Kebijakan Simplikasi Cukai Rokok Dinilai Sudah Tepat

PMK 146 tahun 2017 menyederhanakan struktur tarif cukai rokok berjumlah 10 "layer" pada 2018.

oleh Liputan6.com diperbarui 07 Des 2018, 20:25 WIB
Ilustrasi cukai rokok. (Liputan6.com/Faizal Fanani)

Liputan6.com, Jakarta Ekonom World Bank Indonesia, Frederico Gil Sander berharap pemerintah tetap menjalankan kebijakan penyederhanaan struktur tarif cukai rokok pada 2019.

"Kami harapkan penyederhanaan struktur cukai tersebut bisa kembali berjalan tahun depan," jelas dia dikutip dari Antara, Jumat (7/12/2018)

Dalam pandangannya, kebijakan penyederhanaan pada Peraturan Menteri Keuangan (PMK 146 tahun 2017) yang diteken Menteri Keuangan Sri Mulyani Indrawati, sudah baik. Karena itu, dia sangat menyayangkan kebijakan yang baru berjalan pada 10 layer tersebut ditunda penerapannya.

"Penyederhanaan struktur cukai tembakau sebetulnya merupakan langkah yang sudah tepat. Itu menunjukkan reformasi gradual yang baik," katanya.

Sebelumnya peneliti dari Fakultas Ekonomi dan Bisnis Universitas Indonesia Abdillah Ahsan menyatakan kebijakan penyederhanaan yang dibuat Kementerian Keuangan sudah tepat.

Jika direvisi, maka kebijakan ini tidak akan memberikan manfaat bagi masyarakat.

"Kami ingin meyakinkan pemerintah sebagai pembuat kebijakan cukai agar konsisten dengan yang sudah diputuskan. Karena kan PMK sudah keluar. Kalau dicabut dan diperlemah, maka kalangan masyarakat sipil yang mempertanyakan.
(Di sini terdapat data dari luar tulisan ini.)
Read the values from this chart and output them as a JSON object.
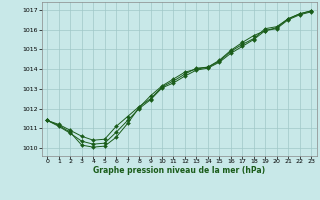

Ada apa di balik itu?" kata Abdillah.

PMK 146 tahun 2017 menyederhanakan struktur tarif cukai rokok berjumlah 10 "layer" pada 2018. Dari 2019 sampai 2021 mendatang, tarif cukai rokok juga disederhanakan setiap tahunnya menjadi 8,6, dan 5 "layer". Adapun pada 2017 lalu, tarif cukai rokok mencapai 12 "layer".
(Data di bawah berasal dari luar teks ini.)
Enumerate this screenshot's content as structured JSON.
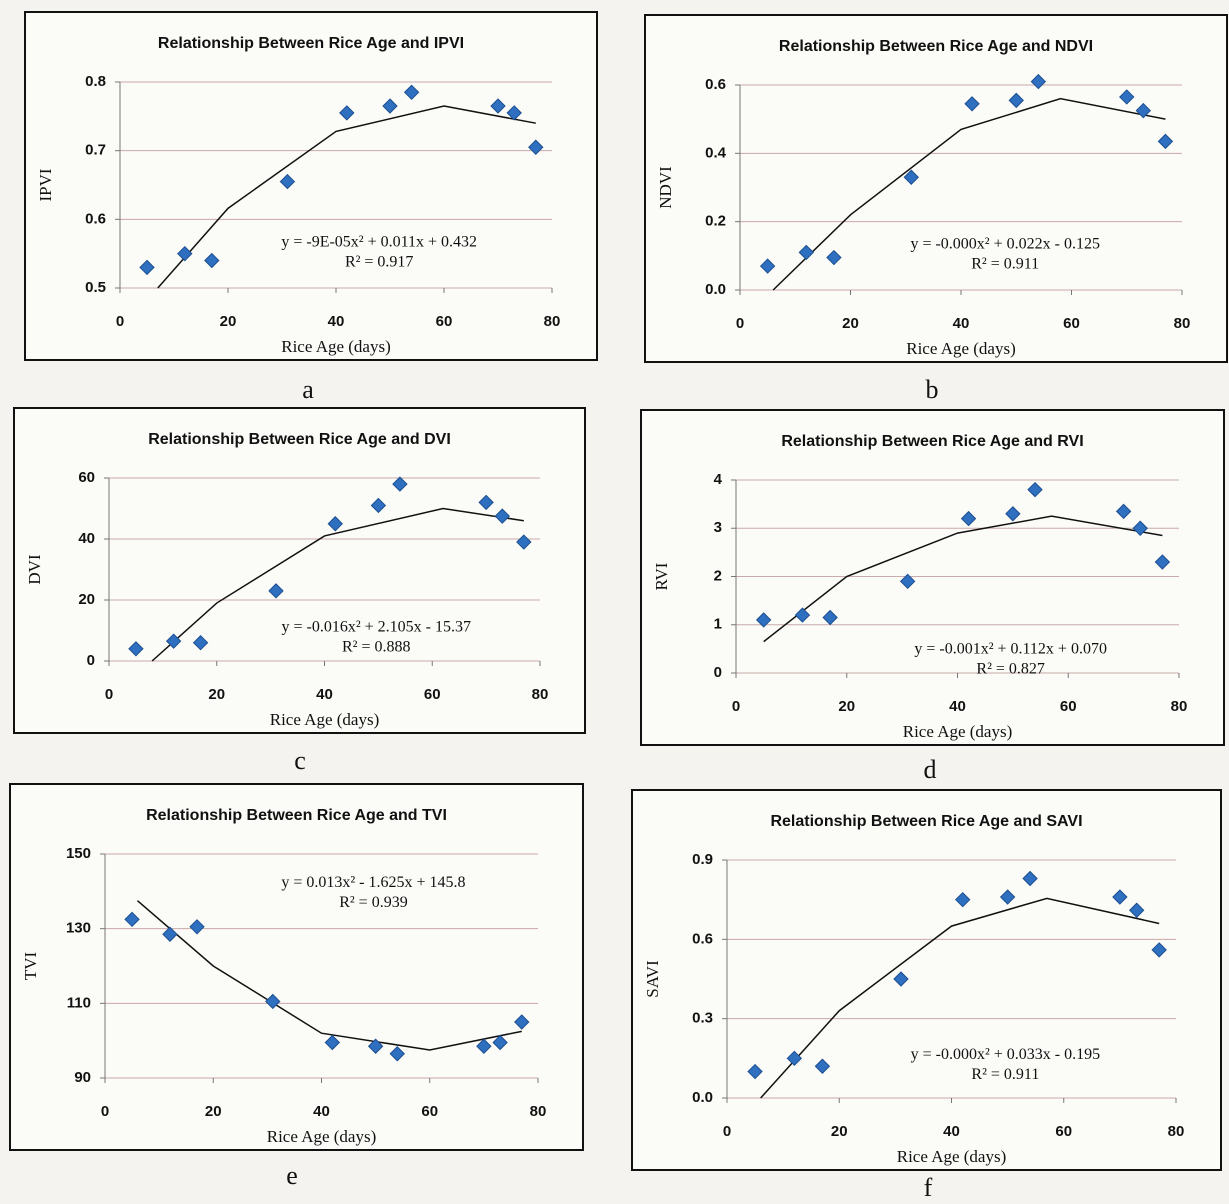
{
  "chart_data": [
    {
      "type": "scatter",
      "title": "Relationship Between Rice Age and IPVI",
      "x_label": "Rice Age (days)",
      "y_label": "IPVI",
      "panel_label": "a",
      "points": {
        "x": [
          5,
          12,
          17,
          31,
          42,
          50,
          54,
          70,
          73,
          77
        ],
        "y": [
          0.53,
          0.55,
          0.54,
          0.655,
          0.755,
          0.765,
          0.785,
          0.765,
          0.755,
          0.705
        ]
      },
      "trendline": {
        "x": [
          7,
          20,
          40,
          60,
          77
        ],
        "y": [
          0.5,
          0.616,
          0.728,
          0.765,
          0.74
        ]
      },
      "equation": "y = -9E-05x² + 0.011x + 0.432",
      "r_squared": "R² = 0.917",
      "xlim": [
        0,
        80
      ],
      "xticks": [
        0,
        20,
        40,
        60,
        80
      ],
      "ylim": [
        0.5,
        0.8
      ],
      "yticks": [
        0.5,
        0.6,
        0.7,
        0.8
      ],
      "color": "#2e6fc0",
      "grid": true
    },
    {
      "type": "scatter",
      "title": "Relationship Between Rice Age and NDVI",
      "x_label": "Rice Age (days)",
      "y_label": "NDVI",
      "panel_label": "b",
      "points": {
        "x": [
          5,
          12,
          17,
          31,
          42,
          50,
          54,
          70,
          73,
          77
        ],
        "y": [
          0.07,
          0.11,
          0.095,
          0.33,
          0.545,
          0.555,
          0.61,
          0.565,
          0.525,
          0.435
        ]
      },
      "trendline": {
        "x": [
          6,
          20,
          40,
          58,
          77
        ],
        "y": [
          0,
          0.22,
          0.47,
          0.56,
          0.5
        ]
      },
      "equation": "y = -0.000x² + 0.022x - 0.125",
      "r_squared": "R² = 0.911",
      "xlim": [
        0,
        80
      ],
      "xticks": [
        0,
        20,
        40,
        60,
        80
      ],
      "ylim": [
        0,
        0.6
      ],
      "yticks": [
        {
          "value": 0,
          "label": "0.0"
        },
        0.2,
        0.4,
        0.6
      ],
      "color": "#2e6fc0",
      "grid": true
    },
    {
      "type": "scatter",
      "title": "Relationship Between Rice Age and DVI",
      "x_label": "Rice Age (days)",
      "y_label": "DVI",
      "panel_label": "c",
      "points": {
        "x": [
          5,
          12,
          17,
          31,
          42,
          50,
          54,
          70,
          73,
          77
        ],
        "y": [
          4,
          6.5,
          6,
          23,
          45,
          51,
          58,
          52,
          47.5,
          39
        ]
      },
      "trendline": {
        "x": [
          8,
          20,
          40,
          62,
          77
        ],
        "y": [
          0,
          19,
          41,
          50,
          46
        ]
      },
      "equation": "y = -0.016x² + 2.105x - 15.37",
      "r_squared": "R² = 0.888",
      "xlim": [
        0,
        80
      ],
      "xticks": [
        0,
        20,
        40,
        60,
        80
      ],
      "ylim": [
        0,
        60
      ],
      "yticks": [
        0,
        20,
        40,
        60
      ],
      "color": "#2e6fc0",
      "grid": true
    },
    {
      "type": "scatter",
      "title": "Relationship Between Rice Age and RVI",
      "x_label": "Rice Age (days)",
      "y_label": "RVI",
      "panel_label": "d",
      "points": {
        "x": [
          5,
          12,
          17,
          31,
          42,
          50,
          54,
          70,
          73,
          77
        ],
        "y": [
          1.1,
          1.2,
          1.15,
          1.9,
          3.2,
          3.3,
          3.8,
          3.35,
          3.0,
          2.3
        ]
      },
      "trendline": {
        "x": [
          5,
          20,
          40,
          57,
          77
        ],
        "y": [
          0.65,
          2.0,
          2.9,
          3.25,
          2.85
        ]
      },
      "equation": "y = -0.001x² + 0.112x + 0.070",
      "r_squared": "R² = 0.827",
      "xlim": [
        0,
        80
      ],
      "xticks": [
        0,
        20,
        40,
        60,
        80
      ],
      "ylim": [
        0,
        4
      ],
      "yticks": [
        0,
        1,
        2,
        3,
        4
      ],
      "color": "#2e6fc0",
      "grid": true
    },
    {
      "type": "scatter",
      "title": "Relationship Between Rice Age and TVI",
      "x_label": "Rice Age (days)",
      "y_label": "TVI",
      "panel_label": "e",
      "points": {
        "x": [
          5,
          12,
          17,
          31,
          42,
          50,
          54,
          70,
          73,
          77
        ],
        "y": [
          132.5,
          128.5,
          130.5,
          110.5,
          99.5,
          98.5,
          96.5,
          98.5,
          99.5,
          105
        ]
      },
      "trendline": {
        "x": [
          6,
          20,
          40,
          60,
          77
        ],
        "y": [
          137.5,
          120,
          102,
          97.5,
          102.5
        ]
      },
      "equation": "y = 0.013x² - 1.625x + 145.8",
      "r_squared": "R² = 0.939",
      "xlim": [
        0,
        80
      ],
      "xticks": [
        0,
        20,
        40,
        60,
        80
      ],
      "ylim": [
        90,
        150
      ],
      "yticks": [
        90,
        110,
        130,
        150
      ],
      "color": "#2e6fc0",
      "grid": true
    },
    {
      "type": "scatter",
      "title": "Relationship Between Rice Age and SAVI",
      "x_label": "Rice Age (days)",
      "y_label": "SAVI",
      "panel_label": "f",
      "points": {
        "x": [
          5,
          12,
          17,
          31,
          42,
          50,
          54,
          70,
          73,
          77
        ],
        "y": [
          0.1,
          0.15,
          0.12,
          0.45,
          0.75,
          0.76,
          0.83,
          0.76,
          0.71,
          0.56
        ]
      },
      "trendline": {
        "x": [
          6,
          20,
          40,
          57,
          77
        ],
        "y": [
          0,
          0.33,
          0.65,
          0.755,
          0.66
        ]
      },
      "equation": "y = -0.000x² + 0.033x - 0.195",
      "r_squared": "R² = 0.911",
      "xlim": [
        0,
        80
      ],
      "xticks": [
        0,
        20,
        40,
        60,
        80
      ],
      "ylim": [
        0,
        0.9
      ],
      "yticks": [
        {
          "value": 0,
          "label": "0.0"
        },
        0.3,
        0.6,
        0.9
      ],
      "color": "#2e6fc0",
      "grid": true
    }
  ]
}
Dia juga menambahkan revisi PMK justru akan menciptakan polemik besar di publik.

"Kami tidak setuju jika ada revisi karena Pemerintah sudah mengeluarkan perencanaan yang berkekuatan hukum tetap melalui peraturan menteri keuangan," ujar Abdillah.


Kenaikan Batas Produksi SKT Golongan 2 Bisa Ancam Pabrikan Rokok Kecil

Sejumlah batang rokok ilegal diperlihatkan petugas saat rilis rokok ilegal di Kantor Direktorat Jenderal Bea Cukai, Jakarta, Jumat (30/9). Rokok ilegal ini diproduksi oleh mesin dengan total produksi 1500 batang per menit. (Liputan6.com/Faizal Fanani)

Pemerintah diminta untuk tidak menaikkan batasan produksi Sigaret Kretek Tangan (SKT) golongan 2. Kenaikan batasan produksi dari 2 miliar batang rokok menjadi 3 miliar batang per tahun dikhawatirkan bisa mematikan pabrikan rokok kecil.

Hal ini dinilai akan membuat pabrikan kecil berhadapan langsung dengan pabrikan besar yang memiliki kekuatan modal tinggi.

"Saya rasa Menteri Keuangan, Ibu Sri Mulyani, sangat bijak dalam mengambil keputusan. Pabrikan rokok kecil akan bertambah habis karena tidak mampu bersaing dengan pabrikan besar. Ini golongan bawah yang harus dilindungi," kata Ketua Paguyuban Mitra Produksi Sigaret Indonesia (MPSI), Djoko Wahyudi, Selasa (13/11/2018).

Batasan produksi untuk segmen SKT saat ini, kata Djoko, sudah tepat. Pabrikan yang produksi rokok hingga 500 juta batang akan masuk ke golongan 3, dan pabrikan yang produksi antara 500 juta hingga dua miliar batang masuk ke golongan 2.

Sementara itu, pabrikan yang produksi di atas dua miliar batang masuk ke golongan 1. Terkait ini, Djoko berharap pemerintah melindungi pabrikan rokok kecil dengan tidak menaikkan batas produksi, khususnya untuk SKT golongan 2.

"Ini keuntungan bagi mereka yang punya kekuatan modal. Pabrikan yang produksi lebih dari 2 miliar batang harusnya naik ke golongan I. Pemerintah saya harap bijaksana," tegas Djoko.